Son bir kaç gündür, dünya zenginlerinin kendilerine layık
gördüğü lüks otomobil fiyatları “herkes”in dilinde. Zenginin malı
züğürdün çenesini yoruyor. Yormakla kalmıyor kalbini de kurutuyor.
Metroda, markette, minibüste genç, orta yaşlı beylerin, İsviçre'de
“görücü”ye çıkan otomobillere dair yaptıkları muhabbetlere tanık
oldum.
Onların, alamadıkları otomobillere dair kurmuş oldukları hevesli
cümlelere tanık olurken e postama yardım götürdüğü arabası ile
Suriyeli mülteciler tarafından yağmalanmaya çalışılan A.K'nın
mektubu düştü. Hayır, yağmacılardan şikayetçi değildi benim gönlü
yüce okuyucum. Sitemi, duyarsızlıkları ile mültecileri yağmacı
yapacak kadar yoksulluğun pençesinde bırakan “komşu”larınaydı .
A.K'nın mektubunu bugün sizlere sunmak için düzenlerken bir ara
ofisin dışına çıktım. Karşımda Gökçe Değirmen. Ayaküstü
konuşabildik sadece. Çünkü Gökçe Değirmen'in her zaman olduğu gibi
yapılacak çok işi vardı. Organ nakli bekleyen Suriyeli bir çocuğa
organ bulunmuştu bu haberle mesut, yapması gerektiğini düşündüğü
işlerin yükü ile ağırdı merhamet dolu kalbi.
Şimdi Konya'dan A.K.'nın satırlarını okuyalım birlikte:
Selâmün aleyküm son 6 aydır yogun bir şekilde Suriyeli mülteci
kardeşlerimizle ilgileniyoruz. Çok farklı olaylar başımıza geliyor.

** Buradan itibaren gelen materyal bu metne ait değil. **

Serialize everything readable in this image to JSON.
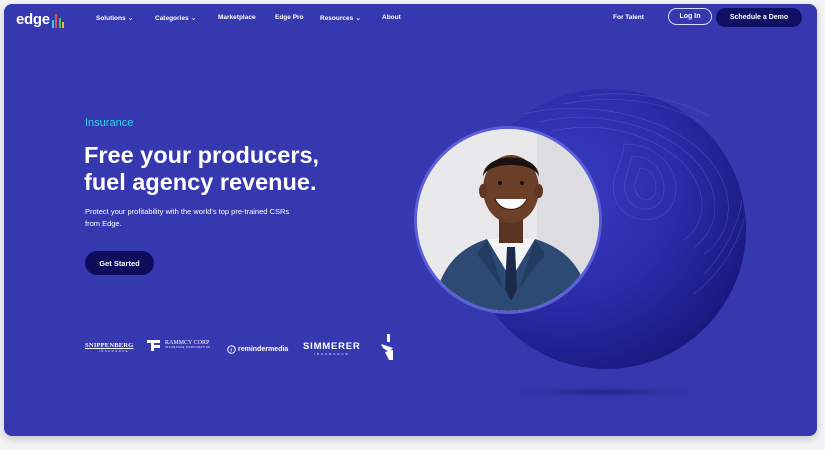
{
  "nav": {
    "logo_text": "edge",
    "items": [
      {
        "label": "Solutions",
        "has_dropdown": true
      },
      {
        "label": "Categories",
        "has_dropdown": true
      },
      {
        "label": "Marketplace",
        "has_dropdown": false
      },
      {
        "label": "Edge Pro",
        "has_dropdown": false
      },
      {
        "label": "Resources",
        "has_dropdown": true
      },
      {
        "label": "About",
        "has_dropdown": false
      }
    ],
    "for_talent": "For Talent",
    "login": "Log In",
    "demo": "Schedule a Demo"
  },
  "hero": {
    "eyebrow": "Insurance",
    "headline_line1": "Free your producers,",
    "headline_line2": "fuel agency revenue.",
    "subtext_line1": "Protect your profitability with the world’s top pre-trained CSRs",
    "subtext_line2": "from Edge.",
    "cta": "Get Started"
  },
  "partners": [
    {
      "name": "SNIPPENBERG",
      "sub": "INSURANCE"
    },
    {
      "name": "RAMMCY CORP",
      "sub": "INSURANCE CORPORATION"
    },
    {
      "name": "remindermedia"
    },
    {
      "name": "SIMMERER",
      "sub": "INSURANCE"
    }
  ],
  "colors": {
    "background": "#3638b0",
    "accent_cyan": "#2fd6e0",
    "button_dark": "#0d0d5c",
    "logo_bars": [
      "#2fd6e0",
      "#e8523c",
      "#40c26a",
      "#f3b23a"
    ]
  }
}
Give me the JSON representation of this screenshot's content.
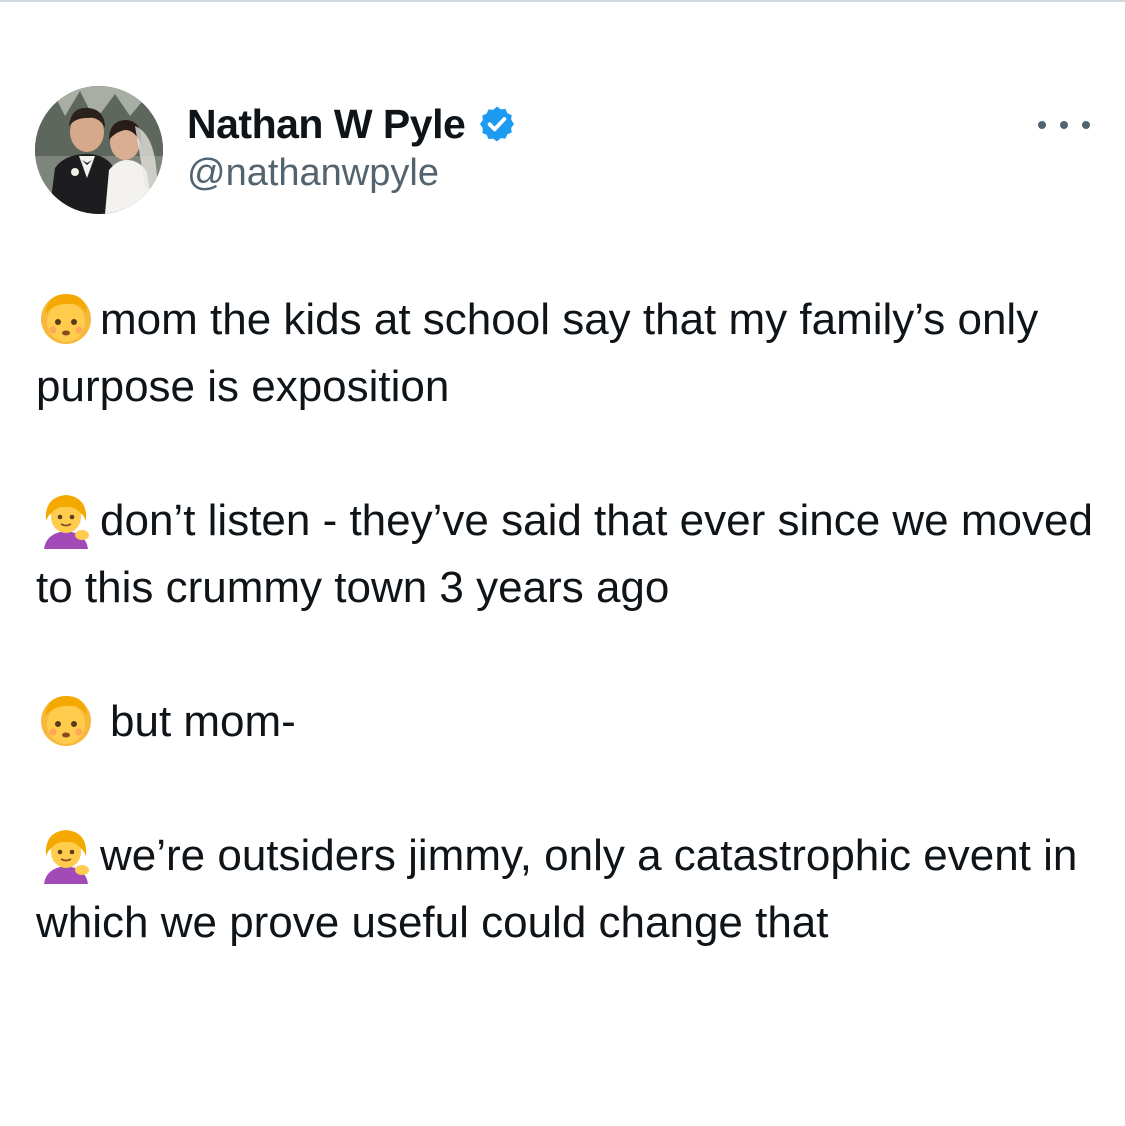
{
  "tweet": {
    "author": {
      "display_name": "Nathan W Pyle",
      "handle": "@nathanwpyle",
      "verified": true,
      "avatar_icon": "wedding-photo-avatar"
    },
    "more_icon": "more-options-icon",
    "colors": {
      "verified_badge": "#1d9bf0",
      "text": "#0f1419",
      "secondary_text": "#536471"
    },
    "lines": [
      {
        "speaker_icon": "child-emoji-icon",
        "text": "mom the kids at school say that my family’s only purpose is exposition"
      },
      {
        "speaker_icon": "woman-tipping-hand-emoji-icon",
        "text": "don’t listen - they’ve said that ever since we moved to this crummy town 3 years ago"
      },
      {
        "speaker_icon": "child-emoji-icon",
        "text": "but mom-"
      },
      {
        "speaker_icon": "woman-tipping-hand-emoji-icon",
        "text": "we’re outsiders jimmy, only a catastrophic event in which we prove useful could change that"
      }
    ]
  }
}
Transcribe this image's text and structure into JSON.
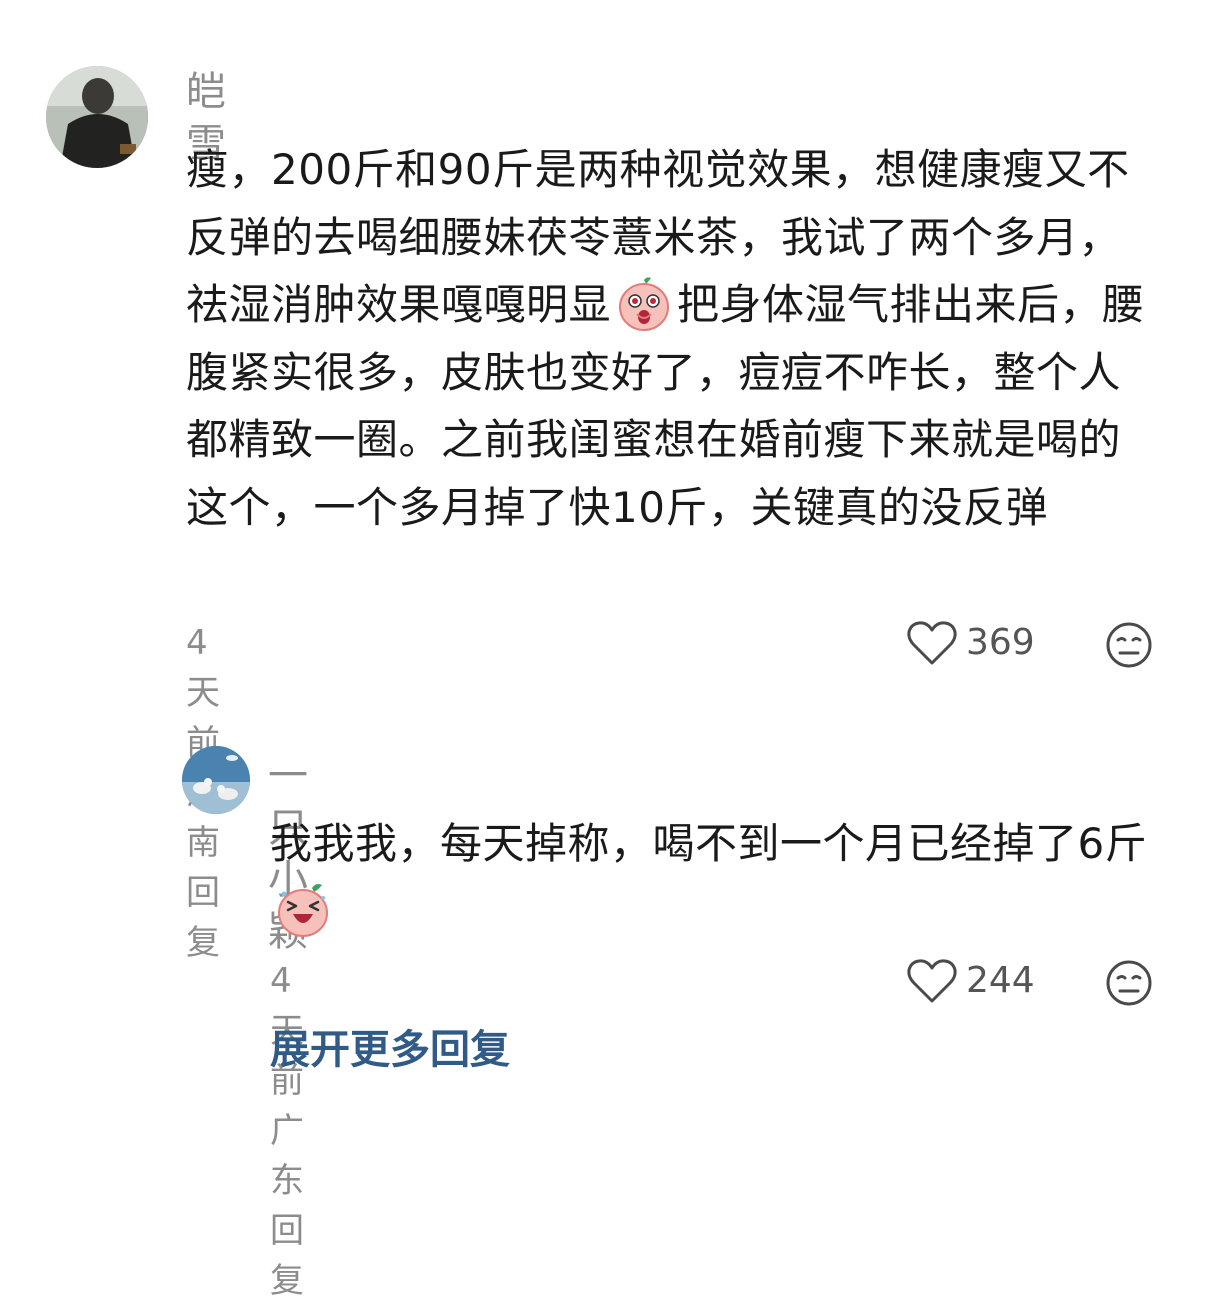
{
  "main_comment": {
    "username": "皑雪",
    "text_part1": "瘦，200斤和90斤是两种视觉效果，想健康瘦又不反弹的去喝细腰妹茯苓薏米茶，我试了两个多月，祛湿消肿效果嘎嘎明显",
    "text_part2": "把身体湿气排出来后，腰腹紧实很多，皮肤也变好了，痘痘不咋长，整个人都精致一圈。之前我闺蜜想在婚前瘦下来就是喝的这个，一个多月掉了快10斤，关键真的没反弹",
    "time": "4天前",
    "location": "湖南",
    "reply_label": "回复",
    "like_count": "369",
    "avatar_icon": "user-avatar-photo",
    "emoji_icon": "surprised-peach-emoji"
  },
  "reply_comment": {
    "username": "一只小颖",
    "text_part1": "我我我，每天掉称，喝不到一个月已经掉了6斤",
    "time": "4天前",
    "location": "广东",
    "reply_label": "回复",
    "like_count": "244",
    "avatar_icon": "seagull-avatar-photo",
    "emoji_icon": "laughing-peach-emoji"
  },
  "expand_label": "展开更多回复",
  "colors": {
    "text": "#1a1a1a",
    "meta": "#8c8c8c",
    "link": "#2f5b86"
  }
}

Mültecilerin yoğun olarak bulundukları yer kentsel dönüşüm yapılan
yıkım bölgesi… Bir tarafta dev lüks apartmanlar bir tarafta da (çok
özür dilerim) hayvanın ancak yaşayacağı yıkıntı evlerde yaşam
mücadelesi veren mülteciler ve bölgenin fakir insanları var. Bu
yıkıntılara 300-500 tl de kira ödüyor zavallılar.